At least that’s the result you get if you extrapolate the current rate of decrease in new jobless claims out into the future. The Financial Times did the calculation in its September 26-27 paper.

The calculation works like this:

Last week the number of initial jobless claims–the number of people newly unemployed–fell by 4% to 530,000.

The weekly number jumps around so much because of short-term news that it isn’t especially useful as an indicator. Economists prefer to use the four week moving average. (This average of the most recent four weeks changes every week as the oldest week drops out of the calculation and the most recently completed week gets added.)

Right now the four week moving average is giving us good news too. By this measure the number of initial jobless claims is falling at a 6% rate.

There’s always a lot of churn in U.S. economy so the number of initial jobless claims doesn’t have to fall to zero before the economy as a whole starts to add jobs. Unemployment will start to drop when the number of people getting new jobs exceeds the number losing their jobs for the first time.

So when will that be?

Economists figure from past data that the economy starts to add new jobs when the number of people filing new claims falls to about 400,000 a week.

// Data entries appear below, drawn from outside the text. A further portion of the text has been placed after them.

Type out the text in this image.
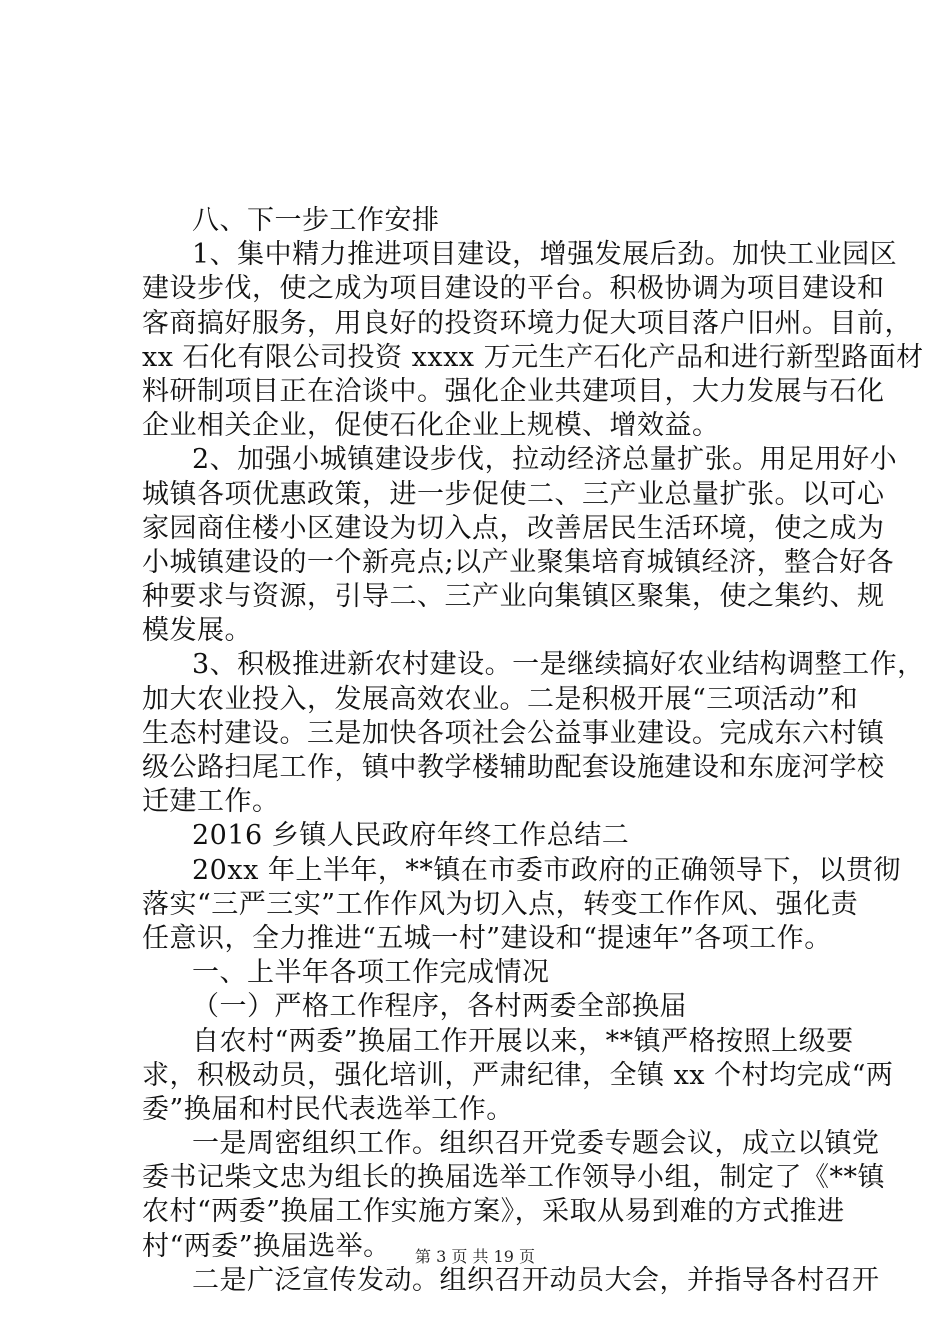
八、下一步工作安排
1、集中精力推进项目建设，增强发展后劲。加快工业园区
建设步伐，使之成为项目建设的平台。积极协调为项目建设和
客商搞好服务，用良好的投资环境力促大项目落户旧州。目前，
xx 石化有限公司投资 xxxx 万元生产石化产品和进行新型路面材
料研制项目正在洽谈中。强化企业共建项目，大力发展与石化
企业相关企业，促使石化企业上规模、增效益。
2、加强小城镇建设步伐，拉动经济总量扩张。用足用好小
城镇各项优惠政策，进一步促使二、三产业总量扩张。以可心
家园商住楼小区建设为切入点，改善居民生活环境，使之成为
小城镇建设的一个新亮点;以产业聚集培育城镇经济，整合好各
种要求与资源，引导二、三产业向集镇区聚集，使之集约、规
模发展。
3、积极推进新农村建设。一是继续搞好农业结构调整工作，
加大农业投入，发展高效农业。二是积极开展“三项活动”和
生态村建设。三是加快各项社会公益事业建设。完成东六村镇
级公路扫尾工作，镇中教学楼辅助配套设施建设和东庞河学校
迁建工作。
2016 乡镇人民政府年终工作总结二
20xx 年上半年，**镇在市委市政府的正确领导下，以贯彻
落实“三严三实”工作作风为切入点，转变工作作风、强化责
任意识，全力推进“五城一村”建设和“提速年”各项工作。
一、上半年各项工作完成情况
（一）严格工作程序，各村两委全部换届
自农村“两委”换届工作开展以来，**镇严格按照上级要
求，积极动员，强化培训，严肃纪律，全镇 xx 个村均完成“两
委”换届和村民代表选举工作。
一是周密组织工作。组织召开党委专题会议，成立以镇党
委书记柴文忠为组长的换届选举工作领导小组，制定了《**镇
农村“两委”换届工作实施方案》，采取从易到难的方式推进
村“两委”换届选举。
二是广泛宣传发动。组织召开动员大会，并指导各村召开
第 3 页 共 19 页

At the 6% rate of decline in the four week moving average, the number of initial claims for unemployment will have declined to that 400,000 level by next April.

So we can expect that the economy will start adding jobs again in April 2010.

Couple of things to notice about that April prediction.

First, it depends on the economy continuing to recover for the next two quarters at the same rate of improvement that it has notched over the last two quarters. That’s a big assumption.

Second, an April turn in employment is about a quarter later than Wall Street now expects. The consensus now calls for unemployment to peak in the first quarter of 2010. If instead, the unemployment rate is still climbing in January, February, and March, then investors could be facing disappointing news–temporary though it might be–that’s not now factored into stock prices.

The Financial Times projections are all conjecture in other words, but potentially useful conjecture.